Full Stop: An attitude check

CFAA entrance

When I was a kid, I had big dreams. Really big dreams. If you’re the kind of person who regularly reads General Aviation News, you probably did too.

For years I thought I might play in the NFL. That was until I played freshman football in high school. At a diminutive 4’ 11” and well short of 100 pounds, I learned a hard lesson in the importance of being flexible in my long term planning.

My fallback plan was to become something akin to Paul McCartney. He was successful. He was popular. He played guitar. I figured I could do all that, too. And I did. Not nearly as well or for as long. Plus, I lost my hair and gained weight.

So, on to the next thing. For me, aviation came into the picture late. But I found it, and it found me, and we’ve been happy together for a few decades now.

That’s a win in my book.

Last week I spent some time at the Bill Duncan Opportunity Center in Lakeland, Florida. I’d been invited to meet and speak to students about aerospace careers and what it takes to be eligible to fill those positions.

In this part of the world, that’s not an unusual conversation. In fact, just a few miles away sits the Central Florida Aerospace Academy, a public high school that boasts a 100% graduation rate, stellar academic resources, and four unique aerospace tracks to follow, including the option to become a pilot.

CFAA entrance

If the Central Florida Aerospace Academy is one end of the spectrum for dreamers and doers, Bill Duncan represents the other end of the scale.
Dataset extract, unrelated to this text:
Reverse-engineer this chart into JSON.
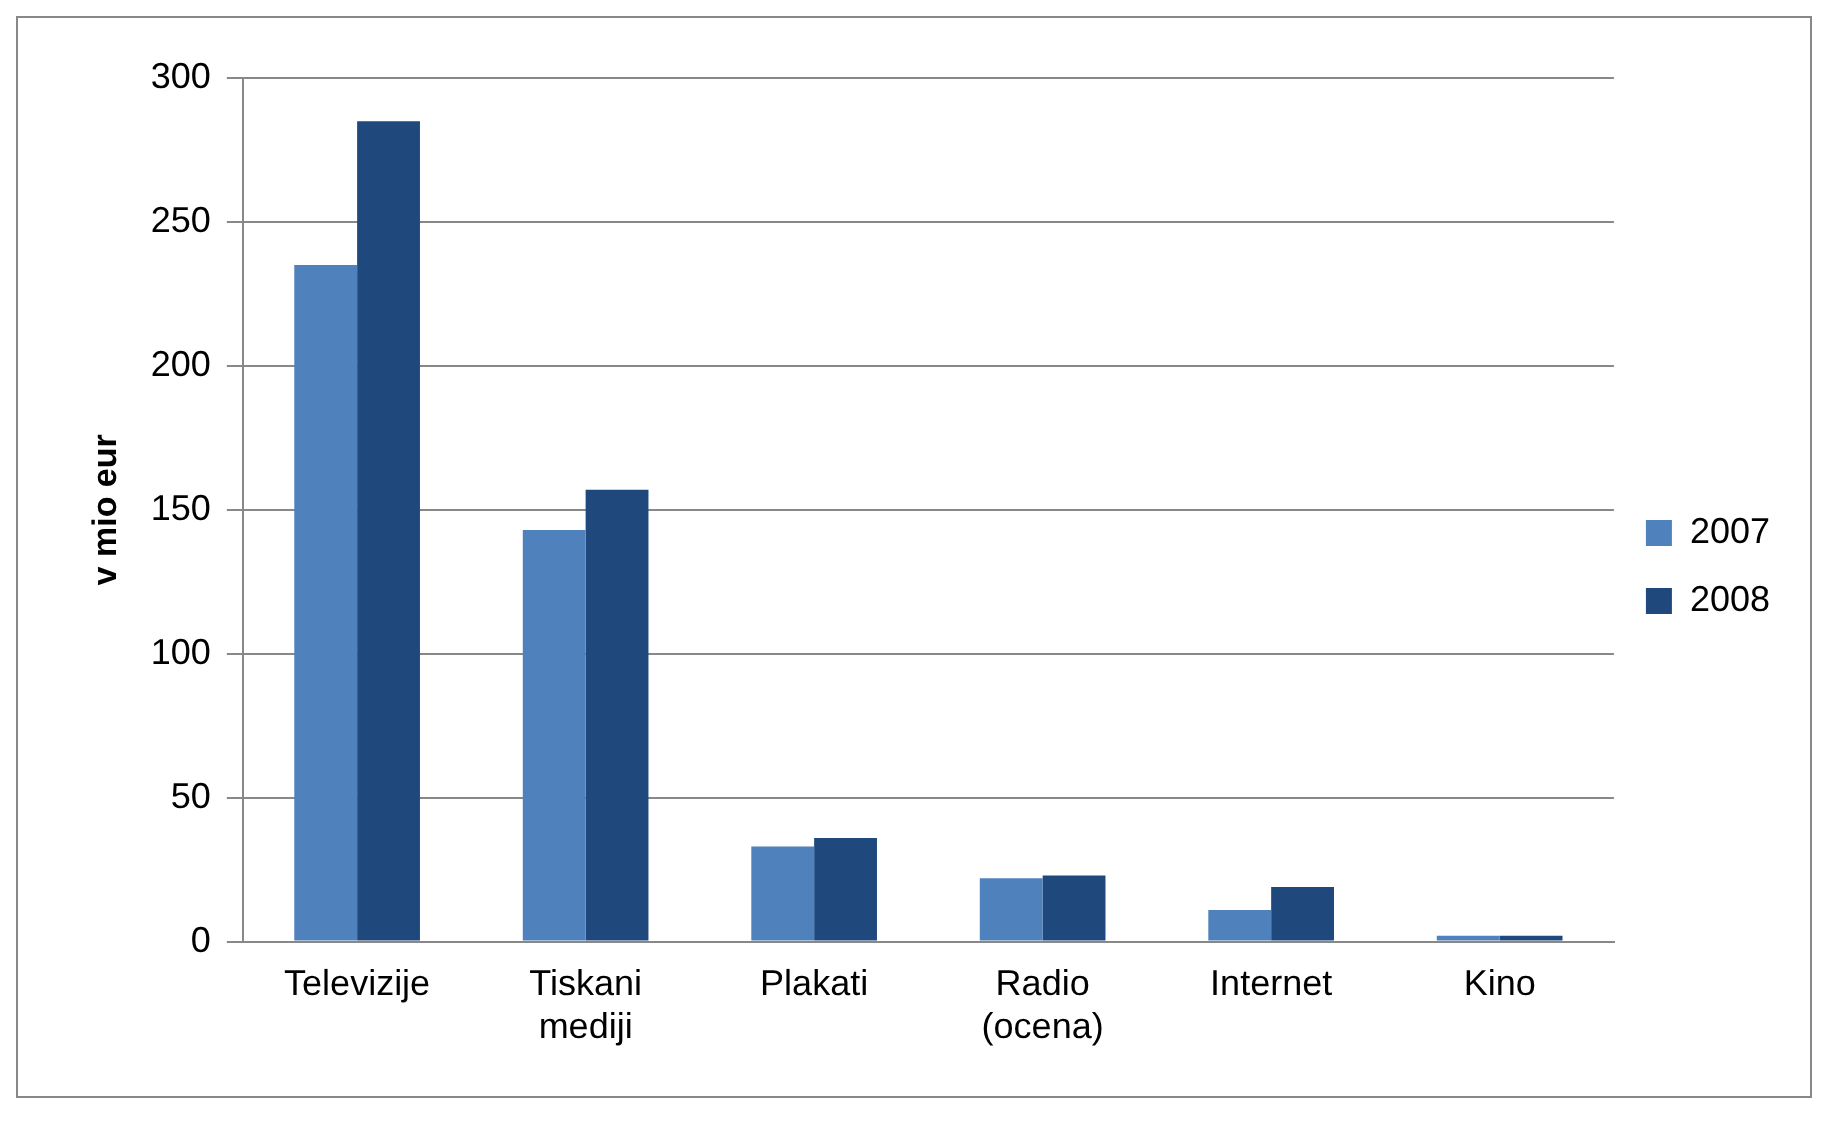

Nobody at Bill Duncan wants to be there. They attend because every other school available to them has pitched them out or barred access to them. This is not a group of entirely lost kids, but they’re close, and far too many of them won’t make it to adulthood without paying a heavy price.

The kids I met at Bill Duncan have dreams too, just like you and I did. Just like the kids at CFAA do. But they’re aiming a bit lower on the professional ladder. Much lower, in fact. One student hopes to either mow lawns or detail cars for a living. Another dreams that someday he might work his way into a job at the local supermarket warehouse.

Minimum wage labor is the most ambitious position they can see for themselves.

These kids are smart. They’re capable. They can adapt to difficult situations and persevere when the going gets tough. But they’re also scared of anything that exists outside their very narrow life experience. And much of their life experience involves poverty, violence, and a future that virtually guarantees incarceration in a county or state institution.

The life they lead is entirely foreign to yours and mine, and vice versa. Yet, it doesn’t have to be. We can help bring them into the mainstream and into aviation for the mutual benefit of all concerned.

Folks like you and me can lead them in the direction to a brighter future, one that will bring them a modicum of personal pride, upward mobility, and an income that will lift them out of their current day-to-day situation.

Aviation has a long history of turning farm kids into Buck Rogers. It’s transformed city toughs into engineering marvels, and given even the most back-woods hick a peek over the horizon at a world that’s larger and more accessible than they ever imagined.

That kid who hoped to one day mow lawns, he could be enticed to learn small engine repair. It would be relatively inexpensive to establish that program and get him and his peers involved. From there it’s just a hop, skip, and a jump to larger, more complex machines. The difference between turning a wrench on a Briggs and Stratton lawn mower engine or a Lycoming O-360 can be measured in education, training, and quite a few extra dollars per hour. There’s opportunity there if we pursue it.

Piper builds the new  M600 in Florida.

Piper builds the new M600 in Florida.

That kid who dreams of working in a supermarket warehouse, stacking boxes and moving pallets, has no idea that he could do similar work in a warehouse at Piper, JetBlue, Embraer, United Technologies, or dozens of aerospace companies clustered on the Space Coast of Florida. Those jobs could lead to a lifetime of education, advancement, and a lifestyle changes that would positively affect generations of his family.

If I seem particularly impassioned on this topic, it’s because I am. I’ve known people whose lives have been transformed by aviation, whose horizons have been expanded, whose income and personal potential became points of pride rather than anchors of embarrassment. All of that makes my visit to the Bill Duncan Opportunity Center and my discussion with those students so much more compelling.

The day after I visited and spoke with students, I received a text message from the gentleman who invited me to come dip my toe in the waters to see if there might be something I could do to help. Following the greeting, it read as follows: “I also wanted you to know how important our partnership is, one of the kids at Bill Duncan committed suicide last night.”

For you and me, aviation is a diversion, or a joy, or a job, or a way of experiencing life to its fullest. To the students at Bill Duncan and so many other places in America, it just might represent a way out of a terrifying existence, and a doorway through which they might pass in order to live and thrive.

I think I see a worthwhile way to use some of my free time to simultaneously improve my community, and strengthen general aviation. I’m in.

I can only hope you’ll find a similarly compelling reason to speak up, speak out, and make a real effort to make something positive happen in your community.

Somewhere, somebody’s life may literally depend on it.